Pharmacodynamics/Kinetics:
Magnesium is the second most abundant intracellular cation (positive ion) in the human body and is involved in more than 300 enzymatic reactions, including glucose use, the synthesis of fat, protein, and nucleic acids, the metabolism of adenosine triphosphate, muscle contraction, and some membrane transport systems (154). Magnesium is known to be essential for all ATPase activity, including its capability to facilitate movement of calcium across and within the cell membrane of cardiac and vascular tissues (155).

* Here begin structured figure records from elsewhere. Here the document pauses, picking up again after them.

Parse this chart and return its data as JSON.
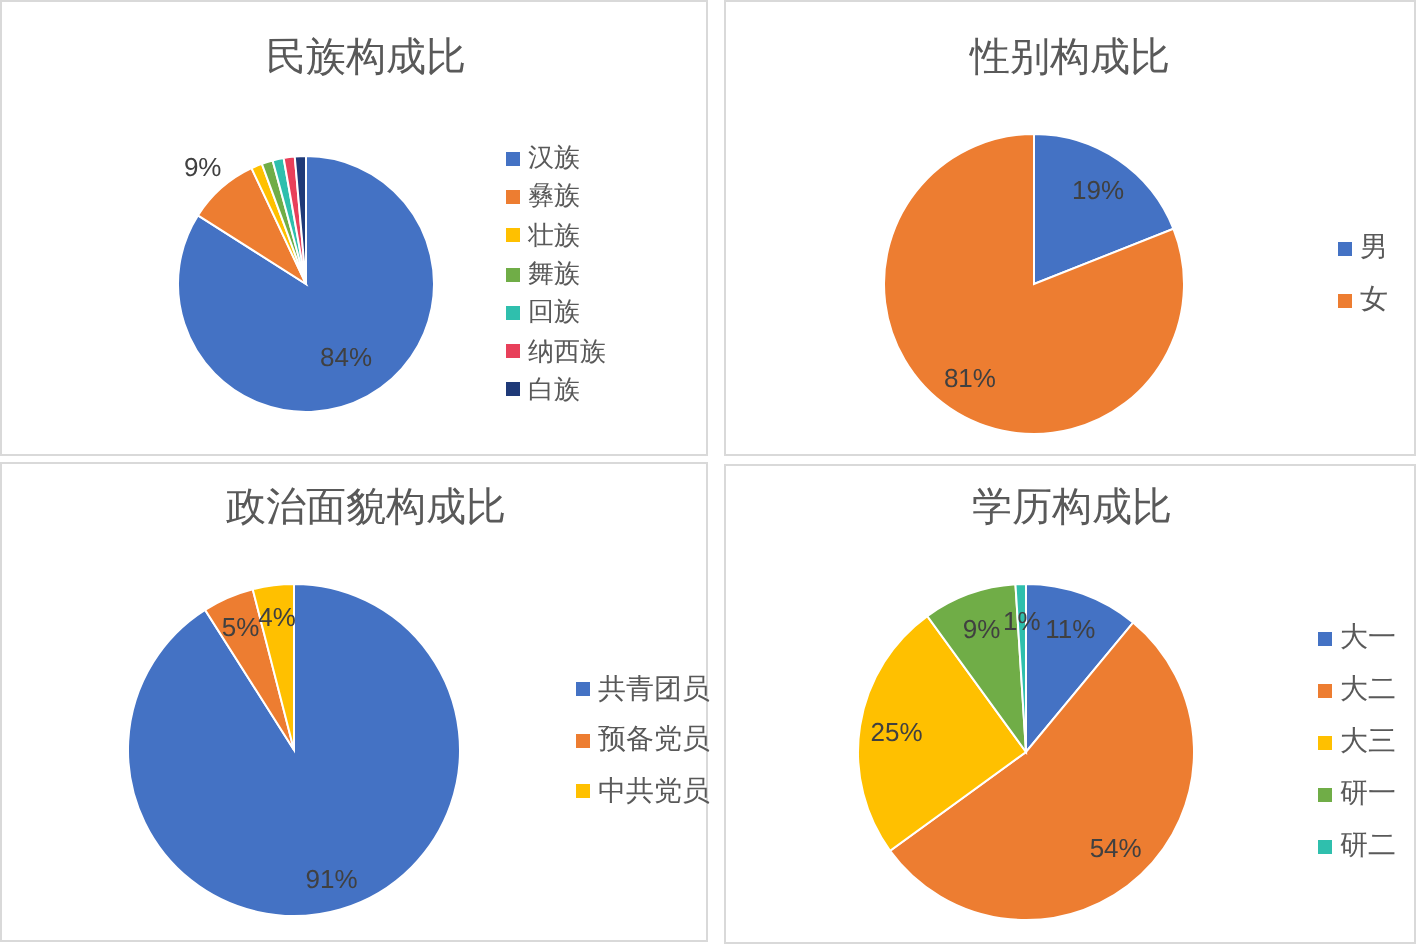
{
  "chart_data": [
    {
      "type": "pie",
      "title": "民族构成比",
      "categories": [
        "汉族",
        "彝族",
        "壮族",
        "舞族",
        "回族",
        "纳西族",
        "白族"
      ],
      "values": [
        84,
        9,
        1.4,
        1.4,
        1.4,
        1.4,
        1.4
      ],
      "colors": [
        "#4472c4",
        "#ed7d31",
        "#ffc000",
        "#70ad47",
        "#2fbfad",
        "#e8405a",
        "#1f3a78"
      ],
      "value_labels": [
        "84%",
        "9%",
        null,
        null,
        null,
        null,
        null
      ],
      "legend": "right"
    },
    {
      "type": "pie",
      "title": "性别构成比",
      "categories": [
        "男",
        "女"
      ],
      "values": [
        19,
        81
      ],
      "colors": [
        "#4472c4",
        "#ed7d31"
      ],
      "value_labels": [
        "19%",
        "81%"
      ],
      "legend": "right"
    },
    {
      "type": "pie",
      "title": "政治面貌构成比",
      "categories": [
        "共青团员",
        "预备党员",
        "中共党员"
      ],
      "values": [
        91,
        5,
        4
      ],
      "colors": [
        "#4472c4",
        "#ed7d31",
        "#ffc000"
      ],
      "value_labels": [
        "91%",
        "5%",
        "4%"
      ],
      "legend": "right"
    },
    {
      "type": "pie",
      "title": "学历构成比",
      "categories": [
        "大一",
        "大二",
        "大三",
        "研一",
        "研二"
      ],
      "values": [
        11,
        54,
        25,
        9,
        1
      ],
      "colors": [
        "#4472c4",
        "#ed7d31",
        "#ffc000",
        "#70ad47",
        "#2fbfad"
      ],
      "value_labels": [
        "11%",
        "54%",
        "25%",
        "9%",
        "1%"
      ],
      "legend": "right"
    }
  ]
}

Absorption: Based on clinical review, 35-40% of ingested magnesium has been shown to be absorbed in the gastrointestinal tract (156). It has been found to reach steady-state after 2-3 hours and maximum concentrations at 4 hours (156). Magnesium is primarily absorbed in the small intestine (156).
Distribution: Normal serum magnesium levels are generally considered to be between 0.70 and 0.94mM/L; the average 70kg adult body contains approximately 24g of magnesium (60% is in the bone; 35% is in the muscles, particularly the heart and skeletal muscles; 1% is found in the extracellular fluid compartment). Approximately 35% of the body's magnesium is bound to albumin, with the rest primarily in ionized form (157).
Metabolism: Based on secondary sources, magnesium is not metabolized.
Excretion: Magnesium excretion is primarily via the kidneys and averages only 3-5% of the filtered load; excretion ranges from 10-5,000mg over a 24-hour period (156). Urinary magnesium and pH are known to modulate urinary calcium excretion; however, the underlying mechanism is unknown (158).